La guerra tiene una larga historia de debate dentro del pensamiento cristiano. En Jesús de Nazareth, evidentemente, la guerra no tenía lugar: se sentía hijo de un padre amoroso que solamente exige que se le corresponda amándole sobre todas las cosas y amando al prójimo como a sí mismo. Jesús les dice a sus discípulos que se amen unos a otros como Él los ha amado. Un amor así elimina la posibilidad de la brutalidad y del odio que la guerra genera. Durante los tres primeros siglos de cristianismo, los cristianos se oponían radicalmente a la guerra. Atenágoras, un apologista cristiano de mitad del siglo II, prohibía a los cristianos acudir al circo romano a presenciar las luchas entre gladiadores, porque “ver matar es casi como matar”. Tertuliano, otro gran escritor de casi la misma época, insistía en que no se podía ser soldado y ser cristiano, dado que el soldado tiene el oficio de matar. El pacifismo cristiano fue una de las fuentes permanentes de conflicto con el Imperio romano en los primeros siglos.

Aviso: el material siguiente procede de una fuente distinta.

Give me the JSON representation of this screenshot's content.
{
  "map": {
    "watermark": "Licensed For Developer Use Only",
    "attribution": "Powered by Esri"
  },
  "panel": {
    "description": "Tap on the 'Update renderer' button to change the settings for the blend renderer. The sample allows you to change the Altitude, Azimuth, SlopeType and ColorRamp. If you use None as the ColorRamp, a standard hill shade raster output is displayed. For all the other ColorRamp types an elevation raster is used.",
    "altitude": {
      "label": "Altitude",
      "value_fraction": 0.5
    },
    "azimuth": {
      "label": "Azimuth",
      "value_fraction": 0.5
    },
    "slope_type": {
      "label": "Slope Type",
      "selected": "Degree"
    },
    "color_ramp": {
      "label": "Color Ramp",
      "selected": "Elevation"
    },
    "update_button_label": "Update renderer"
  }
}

Después vinieron los tiempos en que la Iglesia, al convertirse en poder terreno, introdujo en ella el pecado de la guerra. Las cruzadas, las alianzas políticas y guerreras con los príncipes de la época justificaban la guerra contra el enemigo. Ya en el siglo XVI, a raíz de la brutal conquista de América, dominicos como Francisco de Vitoria llegaron a la conclusión de que solamente las guerras defensivas podían ser legítimas. Añadían, además, varias cosas: las guerras ofensivas son casi siempre “delirios” de los príncipes (“líderes”, decimos hoy); se puede iniciar una guerra defensiva para proteger a personas de un país tratadas injustamente de un modo sistemático; y en toda guerra defensiva, la respuesta a la agresión debe ser siempre proporcional a la ofensa. En otras palabras, si un ofensor ocupaba belicosa e injustamente un territorio, la respuesta guerrera terminaba con la recuperación de dicho territorio.
En la actualidad, el pensamiento de la Iglesia ha avanzando hacia la idea de que toda guerra es injusta por la brutalidad que implica, aunque, por supuesto, la guerra de agresión se considera el mal mayor. Por eso, desde hace algunas décadas, los papas han insistido en la necesidad de una instancia mundial con suficiente autoridad para resolver mediante el diálogo los conflictos entre pueblos y naciones. El papa Francisco, en su encíclica Fratelli tutti, afirma lo siguiente: “La posibilidad de alguna forma de autoridad mundial regulada por el derecho [...] debería incluir la gestación de organizaciones mundiales más eficaces, dotadas de autoridad para asegurar el bien común mundial, la erradicación del hambre y la miseria, y la defensa cierta de los derechos humanos elementales”. Y añade que ante el potencial mortífero y destructivo de las armas actuales, “es muy difícil sostener los criterios racionales madurados en otros siglos para hablar de una posible guerra justa”.
Un “no” a la guerra y un “sí” a la defensa de los derechos humanos más allá de cualquier tipo de imperialismo o de prepotencia nacionalista son hoy parte normativa de la conciencia católica. Ante la guerra rusa contra Ucrania, los cristianos deben exigir diálogo entre las partes y búsqueda de mediación si estas no se ponen de acuerdo. La guerra siempre conlleva muerte y destrucción; por tanto, no es cristiana ni humana y debe erradicarse de la historia.